Threat intelligence dissemination
A successful intelligence project should not be kept to yourself – it should be shared with others. Threat intelligence is performed to secure others. Hence, the CTI team or the analyst needs to distribute the intelligence product to the consumers. An organization only initiates actions if the result has reached the relevant personnel.
The dissemination step must be tracked to ensure continuity between intelligence cycles in a project. This sharing must be done in a transparent way using ticketing systems, for example. Let's assume that an intelligence request has been logged in the system. A ticket should be created, reviewed, updated, answered, and shared with the relevant parties. However, the CTI team must know how to share the output with different audiences by considering their backgrounds. Therefore, understanding the consumers of the product is capital. The consumers are the ones that define the dissemination process. What differentiates the consumers is parameters such as the intelligence background, the intelligence needs, the team in question, and how the results will be presented.

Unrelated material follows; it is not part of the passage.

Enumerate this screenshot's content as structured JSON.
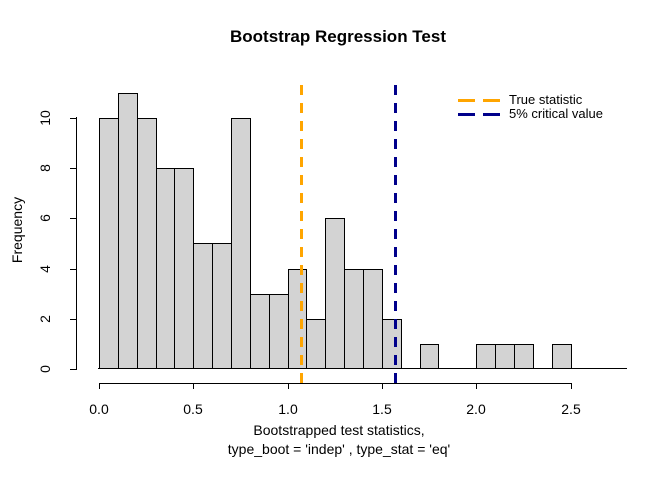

At the operational level, the intelligence output can be presented technically (we will detail why in the next chapter). The target audience in this group includes cybersecurity analysts, malware analysts, SOC analysts, and others. At the strategic level, the intelligence output should be less technical and focus on business-level indicators. At the tactical level, the outcome must clearly show the tactics and techniques of adversaries. The format's technicality must be profound at this level as it includes professionals such as incident response engineers, network defense engineers, and others. It is essential to know the consumer or the target audience and tailor the output accordingly. Intelligence dissemination must match the requirements and objectives that were set in the planning and direction phase.

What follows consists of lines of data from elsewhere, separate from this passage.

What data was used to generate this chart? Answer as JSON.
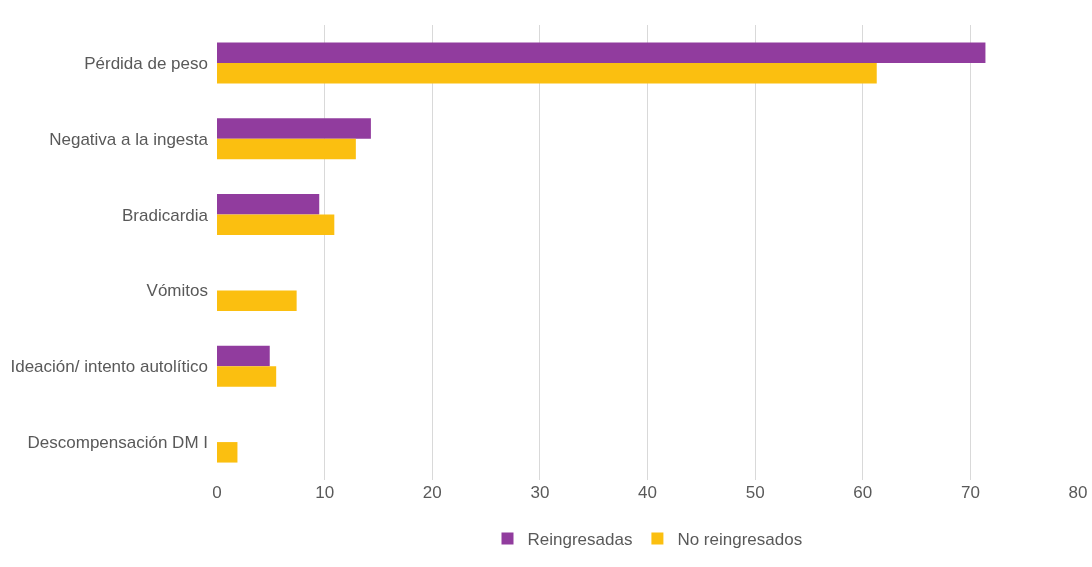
{
  "chart_data": {
    "type": "bar",
    "orientation": "horizontal",
    "categories": [
      "Pérdida de peso",
      "Negativa a la ingesta",
      "Bradicardia",
      "Vómitos",
      "Ideación/ intento autolítico",
      "Descompensación DM I"
    ],
    "series": [
      {
        "name": "Reingresadas",
        "color": "#913c9e",
        "values": [
          71.4,
          14.3,
          9.5,
          0,
          4.9,
          0
        ]
      },
      {
        "name": "No reingresados",
        "color": "#fbbf10",
        "values": [
          61.3,
          12.9,
          10.9,
          7.4,
          5.5,
          1.9
        ]
      }
    ],
    "xlim": [
      0,
      80
    ],
    "xticks": [
      0,
      10,
      20,
      30,
      40,
      50,
      60,
      70,
      80
    ],
    "grid": "x",
    "legend": "bottom"
  }
}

The dissemination phase overlooks the reporting phase because the intelligence result is distributed and shared in the form of reports, blogs, news, and so on. The CTI team or analyst must write valuable reports that convey an honest message with the appropriate metrics and indicators to support the output (or the conclusion that was made). Reporting and intelligence documentation will be covered in Chapter 14, Threat Intelligence Reporting and Dissemination. However, it is essential to outline the findings clearly and concisely. Interesting topics must always be covered first to give the audience the desire to continue reading. Should there be actions to take, they should be highlighted at the beginning of the report. The CTI analyst must also be able to assess the entire process and the presented result. They must always be confident enough to defend everything included in the intelligence report using evidence and by quoting the different sources that were used. We will provide a template for documentation and reporting in Chapter 14, Threat Intelligence Reporting and Dissemination.